78- MOUKAILA Waliou
Né vers 1983 à Agbandaoudê (Préfecture de Tchaoudjo), maçon-carreleur, marié et père d’un enfant, MOUKAILA Waliou a été
arbitrairement arrêté dans l’Affaire « Tigre Révolution » au quartier Agoè-Allainka à Lomé, le 26 janvier 2020.
Depuis que le 19 août 2017 le mouvement sociopolitique revendiquant le retour à la Constitution originelle de 1992 a été lancé et
réprimé de façon sanglante, MOUKAILA Waliou est toujours présent avec son ami, feu TAÏROU Bourhanou (Mourane), chaque fois
qu’une marche pacifique est appelée à Sokodé, parce qu’ils estiment tous deux nécessaire et juste d’aller réclamer leurs droits.
C’est ainsi qu’en janvier 2020, lorsqu’ils entendent à nouveau parler d’une importante marche pacifique qu’on avait lancée à
Lomé et à laquelle ils sont sollicités à venir participer, ils quittent ensemble leur village pour entreprendre le voyage les conduisant à
la capitale togolaise.
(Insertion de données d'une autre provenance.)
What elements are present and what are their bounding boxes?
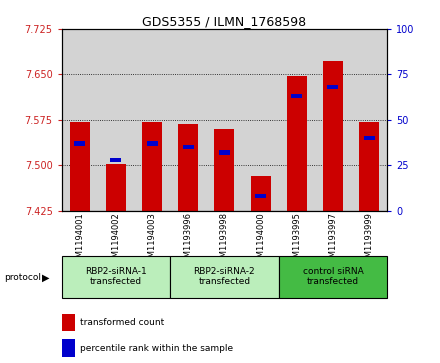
Text: ▶: ▶ — [42, 273, 49, 283]
Bar — [255, 194, 266, 198]
Text: control siRNA
transfected: control siRNA transfected — [303, 267, 363, 286]
Bar — [62, 256, 170, 298]
Bar — [70, 122, 90, 211]
Text: percentile rank within the sample: percentile rank within the sample — [80, 344, 233, 353]
Bar — [242, 29, 279, 211]
Bar — [62, 339, 75, 357]
Bar — [279, 29, 315, 211]
Bar — [214, 129, 235, 211]
Bar — [291, 94, 302, 98]
Bar — [170, 29, 206, 211]
Bar — [287, 76, 307, 211]
Bar — [183, 145, 194, 149]
Bar — [315, 29, 351, 211]
Bar — [170, 256, 279, 298]
Bar — [110, 158, 121, 162]
Bar — [62, 314, 75, 331]
Bar — [142, 122, 162, 211]
Text: protocol: protocol — [4, 273, 41, 282]
Bar — [363, 136, 374, 140]
Bar — [359, 122, 379, 211]
Bar — [98, 29, 134, 211]
Bar — [134, 29, 170, 211]
Title: GDS5355 / ILMN_1768598: GDS5355 / ILMN_1768598 — [142, 15, 307, 28]
Text: RBP2-siRNA-2
transfected: RBP2-siRNA-2 transfected — [194, 267, 255, 286]
Bar — [74, 141, 85, 146]
Bar — [147, 141, 158, 146]
Bar — [178, 124, 198, 211]
Text: RBP2-siRNA-1
transfected: RBP2-siRNA-1 transfected — [85, 267, 147, 286]
Bar — [206, 29, 242, 211]
Bar — [251, 176, 271, 211]
Bar — [279, 256, 387, 298]
Bar — [106, 164, 126, 211]
Bar — [62, 29, 98, 211]
Text: transformed count: transformed count — [80, 318, 164, 327]
Bar — [327, 85, 338, 89]
Bar — [323, 61, 343, 211]
Bar — [219, 150, 230, 155]
Bar — [351, 29, 387, 211]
Ils se sont d’autant plus facilement décidés à répondre à cette sollicitation que, jeunes villageois curieux d’aller
faire la découverte de cette grande ville dont ils n’ont cessé d’entendre parler, c’est la première fois qu’ils ont l’occasion d’aller faire
la connaissance de Lomé.
Arrivés dans la capitale, ils sont hébergés au quartier Agoè-Allainka et se reposent dans la maison où ils ont été accueillis
lorsqu’en plein sommeil, ils entendent des cris et dire à haute voix : « Les mains en l’air, si quelqu’un bouge, on va tirer sur lui ! »
Tous se lèvent donc et voient toute la maison encerclée par des militaires bien armés, visages fermés par des cagoules noires
alors que d’autres, en tenue civile, ont tous aussi des armes à la main et campent bien en position de tir.
C’est alors qu’ils commencent à les frapper dans tous les sens, de gauche à droite, et leur posent cette question étrange : « Où
sont les armes ? », tout en les poussant avec leurs armes, bâtons, chaînes qu’on met au cou des chiens et aussi des cordelettes
avec lesquelles ils les chicotent sur tout le corps.
Sous le choc et la rage de tous les coups qu’il reçoit, MOUKAILA Waliou s’évanouit et on verse de l’eau sur lui pour le réveiller.
Mais, alors qu’il était encore inconscient, on le fouille et, après qu’on ait trouvé un petit coran dans sa poche, c’est en fini pour lui
car il voit son cas s’aggraver parce qu’on prétend tenir ainsi la preuve qu’il est le marabout du groupe.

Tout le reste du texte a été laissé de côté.